Irish football was his starting point, Europe his big stage.

And now it's gone from his grasp. Delaney may work in sport, or in football again, but not in Europe.

His resignation from UEFA, after a period of months where he was in cold storage, asked not to attend ExCo meetings, is the coup de grace for his career in football.

When Delaney was elected in April 2017, the reaction from official channels here was beyond gushing, senior figures queuing up to acclaim Delaney's ascension to UEFA's high office with comments which might cause them embarrassment today.

Good reason to list them, so, as ministers Shane Ross and Patrick O’Donovan, and Kieran Mulvey of Sport Ireland all poured out honey-soaked words.

He would effectively serve on that committee for less than half of the four-year term.

Early on in his time at UEFA's top table, senior figures at UEFA HQ had doubts about Delaney's manner. A figure in the Irish game this week recalled a conversation he had with one of the key ExCo members.

"Soon after John came in I had to take him aside for a quiet word. I had to tell him 'you don’t bring your girlfriend to work'," the UEFA figure said, ExCo members puzzled by Delaney's habit of having his partner, Emma English, attending official events.

There seems to be a large gap between how Delaney felt he was perceived in UEFA circles, and the reality of how he was seen in Europe: a sporting Phil Hogan.

And UEFA are so relieved to be rid of him that they issued a press statement which is truly bizarre.
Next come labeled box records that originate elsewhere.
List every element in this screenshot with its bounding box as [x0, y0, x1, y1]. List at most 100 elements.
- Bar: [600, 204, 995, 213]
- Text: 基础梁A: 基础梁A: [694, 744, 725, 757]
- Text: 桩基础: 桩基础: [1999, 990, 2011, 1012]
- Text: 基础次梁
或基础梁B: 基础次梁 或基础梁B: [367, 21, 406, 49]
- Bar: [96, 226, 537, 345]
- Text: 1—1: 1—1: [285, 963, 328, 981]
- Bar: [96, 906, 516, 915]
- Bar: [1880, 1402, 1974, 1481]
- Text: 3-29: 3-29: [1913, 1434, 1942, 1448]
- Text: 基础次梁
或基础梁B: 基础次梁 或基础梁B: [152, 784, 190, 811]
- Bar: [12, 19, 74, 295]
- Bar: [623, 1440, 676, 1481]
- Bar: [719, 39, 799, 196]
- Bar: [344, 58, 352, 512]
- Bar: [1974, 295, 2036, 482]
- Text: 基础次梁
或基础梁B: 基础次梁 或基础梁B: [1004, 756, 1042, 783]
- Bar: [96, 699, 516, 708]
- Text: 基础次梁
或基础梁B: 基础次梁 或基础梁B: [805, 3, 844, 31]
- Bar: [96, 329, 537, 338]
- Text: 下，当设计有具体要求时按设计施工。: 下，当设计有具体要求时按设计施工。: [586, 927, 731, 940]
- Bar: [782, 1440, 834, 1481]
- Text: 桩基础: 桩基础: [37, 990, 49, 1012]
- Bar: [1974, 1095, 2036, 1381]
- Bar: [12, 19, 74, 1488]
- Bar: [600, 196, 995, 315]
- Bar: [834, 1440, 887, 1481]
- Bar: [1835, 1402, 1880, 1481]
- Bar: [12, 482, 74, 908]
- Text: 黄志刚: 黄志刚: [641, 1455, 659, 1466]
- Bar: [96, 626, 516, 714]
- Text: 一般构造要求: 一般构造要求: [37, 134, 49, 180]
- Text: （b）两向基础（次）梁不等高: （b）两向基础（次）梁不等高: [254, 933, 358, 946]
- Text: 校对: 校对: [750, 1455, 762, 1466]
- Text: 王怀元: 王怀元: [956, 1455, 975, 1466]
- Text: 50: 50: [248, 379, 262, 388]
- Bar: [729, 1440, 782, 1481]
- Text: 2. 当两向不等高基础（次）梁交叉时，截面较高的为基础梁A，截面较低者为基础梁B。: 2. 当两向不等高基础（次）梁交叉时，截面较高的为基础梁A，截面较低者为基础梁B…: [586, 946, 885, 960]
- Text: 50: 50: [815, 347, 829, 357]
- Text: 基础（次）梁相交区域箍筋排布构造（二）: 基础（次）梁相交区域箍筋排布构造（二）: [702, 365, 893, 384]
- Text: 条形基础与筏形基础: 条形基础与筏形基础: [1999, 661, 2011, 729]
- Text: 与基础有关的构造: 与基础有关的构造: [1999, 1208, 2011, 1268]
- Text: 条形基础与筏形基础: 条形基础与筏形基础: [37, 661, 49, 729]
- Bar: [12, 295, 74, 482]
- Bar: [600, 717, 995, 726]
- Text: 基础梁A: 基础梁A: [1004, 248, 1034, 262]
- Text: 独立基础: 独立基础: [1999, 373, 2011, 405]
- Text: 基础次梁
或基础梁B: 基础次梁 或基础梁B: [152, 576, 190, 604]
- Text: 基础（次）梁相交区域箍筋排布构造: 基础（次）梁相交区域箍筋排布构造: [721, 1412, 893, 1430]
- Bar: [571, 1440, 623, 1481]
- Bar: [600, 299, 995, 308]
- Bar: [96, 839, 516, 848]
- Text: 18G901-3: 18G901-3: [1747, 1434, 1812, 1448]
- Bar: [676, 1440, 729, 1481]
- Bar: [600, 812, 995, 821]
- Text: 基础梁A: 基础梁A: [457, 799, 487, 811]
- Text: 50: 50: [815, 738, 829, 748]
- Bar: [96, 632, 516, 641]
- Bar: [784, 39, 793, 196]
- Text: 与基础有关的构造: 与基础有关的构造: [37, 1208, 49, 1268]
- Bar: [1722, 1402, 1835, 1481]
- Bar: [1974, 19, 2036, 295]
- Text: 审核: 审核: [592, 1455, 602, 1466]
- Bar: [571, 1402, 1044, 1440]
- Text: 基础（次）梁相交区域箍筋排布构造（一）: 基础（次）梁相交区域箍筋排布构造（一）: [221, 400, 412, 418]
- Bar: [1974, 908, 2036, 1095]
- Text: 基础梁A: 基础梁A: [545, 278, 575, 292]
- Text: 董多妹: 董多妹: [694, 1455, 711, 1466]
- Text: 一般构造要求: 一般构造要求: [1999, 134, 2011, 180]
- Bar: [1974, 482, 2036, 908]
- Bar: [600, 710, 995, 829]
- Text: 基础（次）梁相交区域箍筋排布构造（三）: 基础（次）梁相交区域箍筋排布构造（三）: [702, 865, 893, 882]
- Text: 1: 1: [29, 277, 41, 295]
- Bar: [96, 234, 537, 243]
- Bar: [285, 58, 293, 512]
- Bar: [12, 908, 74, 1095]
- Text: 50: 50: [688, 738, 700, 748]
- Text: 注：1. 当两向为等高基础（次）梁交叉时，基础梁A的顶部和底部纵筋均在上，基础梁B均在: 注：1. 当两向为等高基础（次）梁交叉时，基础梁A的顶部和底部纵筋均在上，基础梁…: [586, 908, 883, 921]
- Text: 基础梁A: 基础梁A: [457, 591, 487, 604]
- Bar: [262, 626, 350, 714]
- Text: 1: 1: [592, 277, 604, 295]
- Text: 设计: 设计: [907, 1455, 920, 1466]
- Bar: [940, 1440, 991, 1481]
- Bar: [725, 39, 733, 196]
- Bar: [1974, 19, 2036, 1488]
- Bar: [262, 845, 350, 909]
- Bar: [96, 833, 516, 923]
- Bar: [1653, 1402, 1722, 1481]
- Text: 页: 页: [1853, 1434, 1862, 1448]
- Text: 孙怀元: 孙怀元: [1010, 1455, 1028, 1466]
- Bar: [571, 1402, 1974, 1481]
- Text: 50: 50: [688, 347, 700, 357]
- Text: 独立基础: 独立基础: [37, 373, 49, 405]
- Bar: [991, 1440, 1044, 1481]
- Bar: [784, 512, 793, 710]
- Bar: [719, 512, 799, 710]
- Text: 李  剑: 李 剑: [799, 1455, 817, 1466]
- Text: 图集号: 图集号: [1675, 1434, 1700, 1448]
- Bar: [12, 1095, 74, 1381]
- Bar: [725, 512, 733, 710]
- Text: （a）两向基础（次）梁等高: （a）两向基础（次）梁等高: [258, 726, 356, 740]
A small price to pay, they'll argue.

What will irk Delaney most of all is that he will play no part at the major events which he claims to have brought to Ireland.

He was head of UEFA's youth committee when the U-17 European Championship finals were hosted by Ireland last year, and Delaney spoke at the tournament draw in April, but by the time the competition started in May the pressure on him was so intense that he did not attend any games, not even the ones played in his native Waterford.

He is not expected to attend any of the four Euro 2020 matches in Dublin.

And it's not known when he will be seen at a major sporting event again, the only sightings of Delaney in public in Ireland coming at two recent funerals for members of the football community.